PS (sorry if this is too much information!) With log_dev_level=3, I see a different log pattern starting around iteration 315… and notice how iteration 321 gets into endless loop to 329 and back:
DuPh2 315 -9.8922544906e+06
Iteration Objective Infeasibilities num(sum)
DuPh2 315 -9.8922544942e+06 Pr: 0(0); Du: 0(9.59158e-06) Synthetic clock
dual-phase-2-optimal
dual-cleanup-shift
Iteration Objective Infeasibilities num(sum)
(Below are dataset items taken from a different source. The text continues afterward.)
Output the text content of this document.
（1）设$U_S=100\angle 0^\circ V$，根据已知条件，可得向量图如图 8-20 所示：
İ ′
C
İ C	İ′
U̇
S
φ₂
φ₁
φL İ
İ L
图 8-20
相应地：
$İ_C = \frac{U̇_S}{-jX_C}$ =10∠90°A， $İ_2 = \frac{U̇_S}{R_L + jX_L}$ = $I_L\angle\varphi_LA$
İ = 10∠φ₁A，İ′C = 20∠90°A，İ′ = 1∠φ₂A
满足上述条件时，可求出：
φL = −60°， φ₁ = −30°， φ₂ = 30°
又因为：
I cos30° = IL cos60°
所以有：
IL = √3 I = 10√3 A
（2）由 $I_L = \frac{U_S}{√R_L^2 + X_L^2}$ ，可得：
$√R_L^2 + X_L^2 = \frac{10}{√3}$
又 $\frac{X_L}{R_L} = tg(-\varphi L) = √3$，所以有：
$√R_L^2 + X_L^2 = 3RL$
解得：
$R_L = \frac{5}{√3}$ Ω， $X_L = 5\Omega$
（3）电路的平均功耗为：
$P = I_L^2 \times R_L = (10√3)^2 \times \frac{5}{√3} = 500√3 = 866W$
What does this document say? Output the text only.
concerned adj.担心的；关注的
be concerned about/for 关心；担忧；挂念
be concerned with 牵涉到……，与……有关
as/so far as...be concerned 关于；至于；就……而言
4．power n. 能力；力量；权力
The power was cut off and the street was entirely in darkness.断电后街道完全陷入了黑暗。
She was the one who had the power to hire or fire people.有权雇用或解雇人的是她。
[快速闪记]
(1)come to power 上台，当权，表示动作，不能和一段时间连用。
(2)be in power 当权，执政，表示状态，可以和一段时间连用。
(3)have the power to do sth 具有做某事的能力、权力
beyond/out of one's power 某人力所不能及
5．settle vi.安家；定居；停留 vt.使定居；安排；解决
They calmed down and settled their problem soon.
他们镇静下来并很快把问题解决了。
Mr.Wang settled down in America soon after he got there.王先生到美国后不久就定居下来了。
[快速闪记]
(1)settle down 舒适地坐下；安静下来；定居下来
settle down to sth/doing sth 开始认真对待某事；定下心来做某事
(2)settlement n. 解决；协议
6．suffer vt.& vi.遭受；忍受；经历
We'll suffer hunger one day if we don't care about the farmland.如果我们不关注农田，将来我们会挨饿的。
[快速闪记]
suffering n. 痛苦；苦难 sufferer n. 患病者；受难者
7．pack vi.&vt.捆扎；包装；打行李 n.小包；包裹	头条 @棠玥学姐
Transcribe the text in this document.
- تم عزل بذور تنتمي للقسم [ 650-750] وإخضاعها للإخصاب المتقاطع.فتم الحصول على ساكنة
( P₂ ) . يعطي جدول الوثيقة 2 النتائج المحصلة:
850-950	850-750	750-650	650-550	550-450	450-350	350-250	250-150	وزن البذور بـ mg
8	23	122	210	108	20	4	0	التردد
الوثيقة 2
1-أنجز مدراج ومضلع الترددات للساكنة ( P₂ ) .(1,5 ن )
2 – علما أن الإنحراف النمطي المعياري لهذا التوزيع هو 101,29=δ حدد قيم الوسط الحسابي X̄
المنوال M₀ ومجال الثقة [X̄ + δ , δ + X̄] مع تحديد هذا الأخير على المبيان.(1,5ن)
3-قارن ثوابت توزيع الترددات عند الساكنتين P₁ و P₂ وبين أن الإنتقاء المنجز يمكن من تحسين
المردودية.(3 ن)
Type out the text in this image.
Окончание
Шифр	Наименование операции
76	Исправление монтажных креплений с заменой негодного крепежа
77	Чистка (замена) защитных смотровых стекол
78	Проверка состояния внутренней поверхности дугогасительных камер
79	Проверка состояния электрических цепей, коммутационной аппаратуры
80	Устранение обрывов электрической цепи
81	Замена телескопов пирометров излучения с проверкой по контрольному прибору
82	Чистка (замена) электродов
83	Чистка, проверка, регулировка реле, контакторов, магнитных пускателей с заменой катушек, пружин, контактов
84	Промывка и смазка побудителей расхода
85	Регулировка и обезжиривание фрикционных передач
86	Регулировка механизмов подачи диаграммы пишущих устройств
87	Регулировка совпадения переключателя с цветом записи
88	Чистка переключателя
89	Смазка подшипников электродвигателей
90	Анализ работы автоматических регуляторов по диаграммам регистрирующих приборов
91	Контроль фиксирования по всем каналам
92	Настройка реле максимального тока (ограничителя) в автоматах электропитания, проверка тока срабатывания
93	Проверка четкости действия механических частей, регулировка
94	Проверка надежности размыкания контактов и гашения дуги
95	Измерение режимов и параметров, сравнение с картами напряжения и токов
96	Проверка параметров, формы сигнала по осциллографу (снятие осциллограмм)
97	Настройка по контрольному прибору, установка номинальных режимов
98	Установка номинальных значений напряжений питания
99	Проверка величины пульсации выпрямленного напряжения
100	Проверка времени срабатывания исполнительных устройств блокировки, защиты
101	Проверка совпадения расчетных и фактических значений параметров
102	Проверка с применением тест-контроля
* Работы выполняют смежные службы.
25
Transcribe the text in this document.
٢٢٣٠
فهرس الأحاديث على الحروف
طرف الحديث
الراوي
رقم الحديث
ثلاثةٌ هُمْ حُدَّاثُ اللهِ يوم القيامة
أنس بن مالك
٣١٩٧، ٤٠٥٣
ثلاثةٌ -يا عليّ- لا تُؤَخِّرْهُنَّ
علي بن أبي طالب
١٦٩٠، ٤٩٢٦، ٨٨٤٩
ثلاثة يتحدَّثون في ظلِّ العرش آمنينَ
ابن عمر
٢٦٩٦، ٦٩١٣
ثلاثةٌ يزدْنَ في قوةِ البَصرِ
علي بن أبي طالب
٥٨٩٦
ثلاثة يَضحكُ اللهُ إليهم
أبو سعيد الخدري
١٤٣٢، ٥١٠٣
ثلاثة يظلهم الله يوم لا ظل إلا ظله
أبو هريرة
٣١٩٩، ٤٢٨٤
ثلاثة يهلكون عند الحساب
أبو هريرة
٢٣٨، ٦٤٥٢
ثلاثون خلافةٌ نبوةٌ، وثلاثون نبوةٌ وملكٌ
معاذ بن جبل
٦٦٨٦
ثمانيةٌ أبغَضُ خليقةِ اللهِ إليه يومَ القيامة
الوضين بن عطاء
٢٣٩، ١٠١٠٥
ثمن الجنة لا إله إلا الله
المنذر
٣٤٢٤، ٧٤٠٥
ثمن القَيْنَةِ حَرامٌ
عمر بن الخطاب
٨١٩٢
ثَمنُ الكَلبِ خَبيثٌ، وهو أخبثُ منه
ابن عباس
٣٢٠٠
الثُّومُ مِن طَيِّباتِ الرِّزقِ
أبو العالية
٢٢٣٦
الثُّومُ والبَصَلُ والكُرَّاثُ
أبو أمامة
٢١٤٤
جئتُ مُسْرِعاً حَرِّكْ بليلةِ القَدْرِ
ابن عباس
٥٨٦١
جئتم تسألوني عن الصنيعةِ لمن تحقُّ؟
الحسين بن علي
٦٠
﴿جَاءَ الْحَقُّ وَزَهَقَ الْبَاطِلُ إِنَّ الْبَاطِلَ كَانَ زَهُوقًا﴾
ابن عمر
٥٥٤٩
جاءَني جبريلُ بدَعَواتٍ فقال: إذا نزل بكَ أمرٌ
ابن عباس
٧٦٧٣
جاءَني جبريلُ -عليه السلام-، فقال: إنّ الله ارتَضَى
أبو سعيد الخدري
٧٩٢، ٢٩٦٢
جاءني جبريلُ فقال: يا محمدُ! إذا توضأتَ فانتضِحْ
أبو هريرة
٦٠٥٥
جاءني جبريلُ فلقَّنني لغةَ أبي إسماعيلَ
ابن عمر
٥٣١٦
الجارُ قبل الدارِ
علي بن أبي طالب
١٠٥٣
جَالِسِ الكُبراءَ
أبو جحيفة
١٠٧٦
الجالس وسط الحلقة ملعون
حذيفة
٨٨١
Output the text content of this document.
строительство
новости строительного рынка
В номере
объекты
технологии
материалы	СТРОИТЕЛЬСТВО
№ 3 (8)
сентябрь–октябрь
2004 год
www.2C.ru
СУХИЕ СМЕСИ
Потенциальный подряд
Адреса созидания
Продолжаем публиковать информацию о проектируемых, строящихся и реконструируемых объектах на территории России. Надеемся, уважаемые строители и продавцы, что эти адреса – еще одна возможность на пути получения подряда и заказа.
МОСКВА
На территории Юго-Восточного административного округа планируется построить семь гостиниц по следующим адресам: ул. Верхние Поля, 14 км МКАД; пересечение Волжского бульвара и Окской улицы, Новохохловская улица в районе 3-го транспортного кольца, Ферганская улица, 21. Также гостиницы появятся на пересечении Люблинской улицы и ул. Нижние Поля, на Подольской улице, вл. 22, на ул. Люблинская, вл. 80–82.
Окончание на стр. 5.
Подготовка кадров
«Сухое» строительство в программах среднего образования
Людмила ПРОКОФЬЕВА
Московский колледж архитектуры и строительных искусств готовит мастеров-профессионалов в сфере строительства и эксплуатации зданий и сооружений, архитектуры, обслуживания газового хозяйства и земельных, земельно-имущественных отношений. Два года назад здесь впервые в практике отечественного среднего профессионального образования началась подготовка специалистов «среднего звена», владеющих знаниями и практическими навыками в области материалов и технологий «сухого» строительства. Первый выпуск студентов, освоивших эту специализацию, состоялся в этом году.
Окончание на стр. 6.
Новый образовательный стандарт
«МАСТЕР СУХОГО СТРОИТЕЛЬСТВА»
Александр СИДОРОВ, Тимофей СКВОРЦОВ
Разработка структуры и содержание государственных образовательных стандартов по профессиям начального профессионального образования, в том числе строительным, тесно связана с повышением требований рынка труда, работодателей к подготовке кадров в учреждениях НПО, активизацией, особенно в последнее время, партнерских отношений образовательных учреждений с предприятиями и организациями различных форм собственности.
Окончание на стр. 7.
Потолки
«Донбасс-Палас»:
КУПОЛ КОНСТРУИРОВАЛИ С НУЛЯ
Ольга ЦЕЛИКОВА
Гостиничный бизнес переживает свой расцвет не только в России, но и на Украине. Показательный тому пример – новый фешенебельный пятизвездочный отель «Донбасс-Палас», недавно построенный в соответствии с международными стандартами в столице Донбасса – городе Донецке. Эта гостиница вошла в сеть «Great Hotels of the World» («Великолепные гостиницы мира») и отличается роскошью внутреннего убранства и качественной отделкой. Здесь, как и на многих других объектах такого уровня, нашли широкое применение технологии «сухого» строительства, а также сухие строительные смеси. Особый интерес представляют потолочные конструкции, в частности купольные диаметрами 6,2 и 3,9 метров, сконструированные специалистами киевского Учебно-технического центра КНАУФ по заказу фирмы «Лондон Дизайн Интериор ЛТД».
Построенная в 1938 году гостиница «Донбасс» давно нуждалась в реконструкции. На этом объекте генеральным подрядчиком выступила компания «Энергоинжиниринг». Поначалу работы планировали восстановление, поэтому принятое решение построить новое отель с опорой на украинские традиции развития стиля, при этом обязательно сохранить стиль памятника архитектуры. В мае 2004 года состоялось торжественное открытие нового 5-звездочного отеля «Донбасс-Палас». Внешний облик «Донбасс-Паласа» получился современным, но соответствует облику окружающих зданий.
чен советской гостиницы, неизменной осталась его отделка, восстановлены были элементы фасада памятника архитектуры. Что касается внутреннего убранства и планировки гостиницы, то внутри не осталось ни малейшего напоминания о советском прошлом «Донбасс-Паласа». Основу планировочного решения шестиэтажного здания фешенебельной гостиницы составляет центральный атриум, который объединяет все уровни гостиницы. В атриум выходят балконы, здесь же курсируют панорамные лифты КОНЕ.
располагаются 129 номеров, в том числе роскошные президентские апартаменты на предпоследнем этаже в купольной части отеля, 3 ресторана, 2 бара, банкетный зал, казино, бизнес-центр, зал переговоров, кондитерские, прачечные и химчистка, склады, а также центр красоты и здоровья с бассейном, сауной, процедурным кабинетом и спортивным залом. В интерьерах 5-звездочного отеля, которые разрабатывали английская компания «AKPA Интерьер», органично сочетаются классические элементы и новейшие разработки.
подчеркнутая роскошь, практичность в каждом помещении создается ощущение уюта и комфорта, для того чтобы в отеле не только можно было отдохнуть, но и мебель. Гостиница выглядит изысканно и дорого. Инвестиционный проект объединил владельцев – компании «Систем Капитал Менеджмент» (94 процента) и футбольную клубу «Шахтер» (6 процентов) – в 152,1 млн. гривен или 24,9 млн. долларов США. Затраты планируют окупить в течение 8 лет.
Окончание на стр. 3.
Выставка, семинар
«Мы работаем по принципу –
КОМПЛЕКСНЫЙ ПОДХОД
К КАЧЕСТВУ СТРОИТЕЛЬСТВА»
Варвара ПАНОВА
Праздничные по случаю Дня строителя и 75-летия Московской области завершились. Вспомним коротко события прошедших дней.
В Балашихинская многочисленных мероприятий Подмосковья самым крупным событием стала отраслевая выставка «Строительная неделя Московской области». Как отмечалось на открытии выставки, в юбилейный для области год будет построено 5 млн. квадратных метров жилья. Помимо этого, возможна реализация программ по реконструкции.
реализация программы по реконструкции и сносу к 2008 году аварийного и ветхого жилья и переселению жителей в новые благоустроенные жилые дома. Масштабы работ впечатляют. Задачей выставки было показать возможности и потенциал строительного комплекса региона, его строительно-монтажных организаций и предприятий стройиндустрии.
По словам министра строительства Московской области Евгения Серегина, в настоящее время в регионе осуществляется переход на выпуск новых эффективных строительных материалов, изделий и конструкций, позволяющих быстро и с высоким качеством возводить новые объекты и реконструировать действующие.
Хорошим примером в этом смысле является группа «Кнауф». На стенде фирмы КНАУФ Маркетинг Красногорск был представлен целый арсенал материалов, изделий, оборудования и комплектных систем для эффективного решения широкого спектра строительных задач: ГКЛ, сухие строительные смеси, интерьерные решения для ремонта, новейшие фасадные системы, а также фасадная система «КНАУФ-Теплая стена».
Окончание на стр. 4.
DuPh2 315 -9.8922094863e+06 Pr: 0(0); Du: 11(0.00526849) Perturbation cleanup
HEkkDual:: Using primal simplex to try to clean up num / max / sum = 11 / 0.00150528 / 0.00526849 dual infeasibilities
primal-phase2-start
Iteration Objective Infeasibilities num(sum)
PrPh2 315 -9.8922094863e+06 Pr: 0(0); Du: 11(0.00526849) No reason
Iteration Objective
PrPh2 316 -9.8922094863e+06
PrPh2 317 -9.8922095206e+06
PrPh2 318 -9.8922095231e+06
PrPh2 319 -9.8922095921e+06
PrPh2 320 -9.8922095921e+06
PrPh2 321 -9.8922096347e+06
Iteration Objective Infeasibilities num(sum)
PrPh2 321 -9.8922096347e+06 Pr: 0(0); Du: 0(9.7114e-09) Possibly optimal
primal-phase-2-optimal
problem-optimal
Simplex iterations: DuPh2 315; PrPh2 6; Total 321
EKK dual simplex solver returns 0 primal and 0 dual infeasibilities: Status Optimal
Have num/max/sum primal (11/0.000985222/0.00263214) and dual (0/6.62359e-12/4.58177e-11) unscaled infeasibilities
Using EKK parallel dual simplex solver - PAMI with concurrency of 8
Dual feasible with unperturbed costs and num / max / sum primal infeasibilities of 11 / 0.000985222 / 0.00263214, so near-optimal
Near-optimal, so don't use cost perturbation
dual-phase-2-start
Iteration Objective Infeasibilities num(sum)
DuPh2 321 -9.8922096347e+06 Pr: 11(0.00263214); Du: 0(4.58177e-11) No reason
Iteration Objective
DuPh2 322 -9.8922096347e+06
DuPh2 323 -9.8922096347e+06
DuPh2 324 -9.8922096347e+06
DuPh2 325 -9.8922096347e+06
DuPh2 326 -9.8922096347e+06
DuPh2 327 -9.8922096347e+06
DuPh2 328 -9.8922096347e+06
Iteration Objective Infeasibilities num(sum)
DuPh2 321 -9.8922096347e+06 Pr: 11(0.00263214); Du: 0(4.58191e-11) Possibly singular basis
DuPh2 322 -9.8922096347e+06
DuPh2 323 -9.8922096347e+06
DuPh2 324 -9.8922096347e+06
DuPh2 325 -9.8922096347e+06
DuPh2 326 -9.8922096347e+06
DuPh2 327 -9.8922096347e+06
DuPh2 328 -9.8922096347e+06
DuPh2 329 -9.8922096347e+06
WARNING: Increasing Markowitz threshold to 0.5
Iteration Objective Infeasibilities num(sum)
DuPh2 321 -9.8922096347e+06 Pr: 11(0.00263214); Du: 0(4.58191e-11) Possibly singular basis
DuPh2 322 -9.8922096347e+06
...
(and so on and on and on)
Would you mind sharing the MPS file, particularly if you observe this issue when you debug in VSCode? I am wondering if I can replicate the hanging behaviour if I try to solve the MPS file from our C++ generated executable directly. The occasional hanging may be related to the threads bug on Windows, which is now observed both from Julia and Python and now C#. It must be something in the C++ code underneath the wrappers and it would be very helpful if I can replicate this
@galabovaa thank you for looking into this! Here's the mps file that caused this issue back in January: LP-problem.zip
Please note that since then we've changed our logic to calling highs.exe instead of calling the DLL from C#, as the DLL proved to be too unreliable for production usage. The .exe has its issues too, as you noted in the other ticket.